Секунду-другую он пристально смотрел на ее содержимое, потом смог только сдавленно выдохнуть:
— Ч-черт! Это же… Да я вас прямо здесь расстреляю, людоеды проклятые!..
В ту же самую секунду Августа, стоявшая сбоку от него, с размаху вонзила нож лейтенанту в спину — точно между лопаток. Удар был столь силен, что длинное широкое лезвие пробило насквозь грудную клетку и вылезло спереди из нижней части шеи… Гущин страшно захрипел и тут же захлебнулся кровью, хлынувшей у него изо рта и полившейся ручьем прямиком в погреб. Он попытался приподняться, но Августа ударила его коленом в бок, опрокинув на пол. При падении лейтенант попал локтем в наполненную лохань, стоявшую на полу, и опрокинул ее; вылившаяся мыльная вода залила лежавшего офицера, смешиваясь с его кровью. Он попробовал приподнять руку с пистолетом, направив ствол на Августу, но нажать курок не успел: Августа решительно и жестко наступила ногой на его запястье, припечатав его к полу. Пистолет выпал из разжавшихся пальцев, и Августа отбросила его ударом ноги прочь. Склонившись над поверженным, она левой рукой запрокинула ему голову назад, полностью оголяя шею, а затем одним взмахом ножа, зажатого в правой руке, перерезала лейтенанту горло.
— Ну вот и все, — заметила Августа бесстрастным голосом, распрямляясь и стоя во весь свой рост над распростертым телом, утопающем в луже воды и льющейся крови.
Прохор Михайлович взирал глазами, широко раскрытыми от ужаса, на все происходящее. Его трясло с такой неодолимой силой, что в наступившей тишине было слышно, как легонько стучат его зубы.
— Боже мой… — прошептал он, не сводя глаз с Августы. — Ты убила его!
Женщина взглянула на него с уничтожающей усмешкой.

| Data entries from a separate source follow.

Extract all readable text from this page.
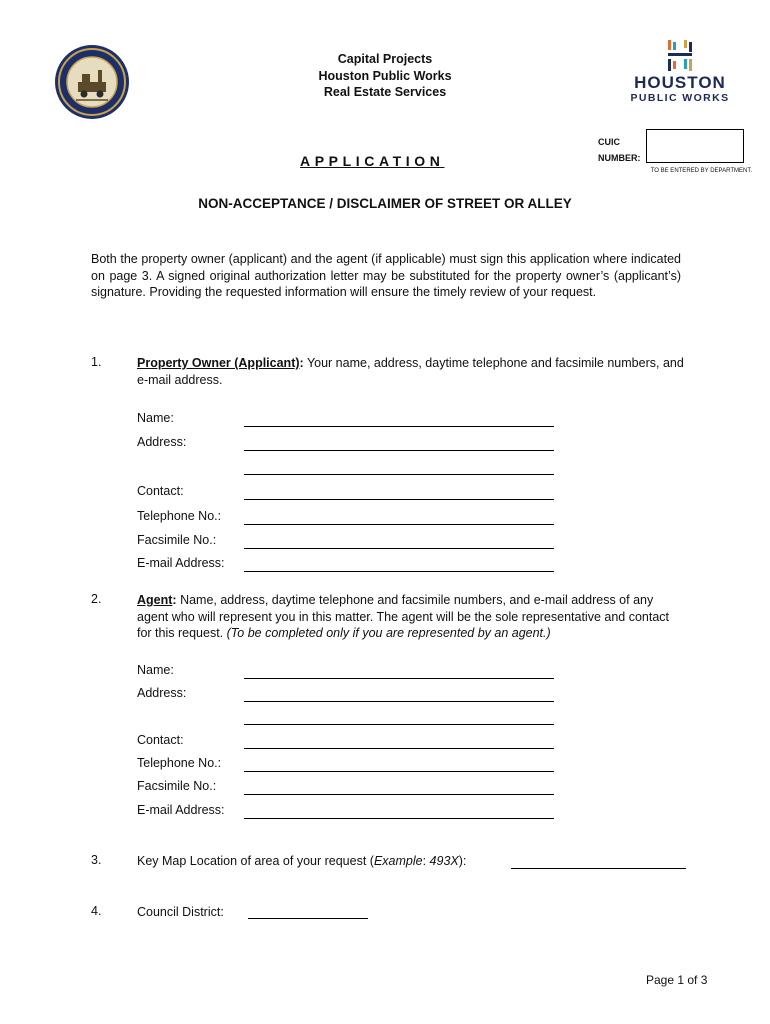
Capital Projects
Houston Public Works
Real Estate Services	HOUSTON
PUBLIC WORKS
CUIC
NUMBER:
TO BE ENTERED BY DEPARTMENT.
APPLICATION
NON-ACCEPTANCE / DISCLAIMER OF STREET OR ALLEY
Both the property owner (applicant) and the agent (if applicable) must sign this application where indicated on page 3. A signed original authorization letter may be substituted for the property owner’s (applicant’s) signature. Providing the requested information will ensure the timely review of your request.
1.	Property Owner (Applicant): Your name, address, daytime telephone and facsimile numbers, and e-mail address.
Name:
Address:
Contact:
Telephone No.:
Facsimile No.:
E-mail Address:
2.	Agent: Name, address, daytime telephone and facsimile numbers, and e-mail address of any agent who will represent you in this matter. The agent will be the sole representative and contact for this request. (To be completed only if you are represented by an agent.)
Name:
Address:
Contact:
Telephone No.:
Facsimile No.:
E-mail Address:
3.	Key Map Location of area of your request (Example: 493X):
4.	Council District:
Page 1 of 3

— А ты очень наблюдателен, Прохор! — сказала она. — Я рада, что ты это заметил.
— Это же офицер… Его станут искать! Нас накроют сегодня же, как сурков в норе, возьмут тепленькими…
— О, заткнись! — резко перебила его Августа, — как же я устала от твоих истерик! И перестань трястись, как хвост заячий… смотреть противно, когда мужик дрожит при виде крови. Никто нас не накроет, если правильно вести себя. Понял?
Прохор Михайлович сник, весь как-то обмяк, обвис… из глаз его внезапно полились слезы. Он ничего не ответил — попросту не смог.
— Не слышу! — грозно воскликнула Августа.
— Понял… — со всхлипом просипел Прохор Михайлович.
Августа внимательно посмотрела на него. Тяжелый взгляд ее бездонных, почти черных глаз, казалось, пронизывал Прохора насквозь, как лезвие ее ножа; она стояла, глядя на него сверху вниз, глядела как на убогого — скукоженного, жалкого… с лезвия ее ножа стекала кровь, капая на распростертый у ее ног труп лейтенанта, и Прохору с беспощадной ясностью открылось, что прямо сейчас наступит и его черед… Он слезно проговорил сдавленным тонким голосом:
— Понял! Господи… я все понял!
— Вот и хорошо, — спокойно заметила Августа. — Побыстрее приходи в себя…
Пожалуйста! Прохор…
В дверь из темной комнаты неслышно вошла Пелагея и молча стала у двери. Она как будто ожидала распоряжений.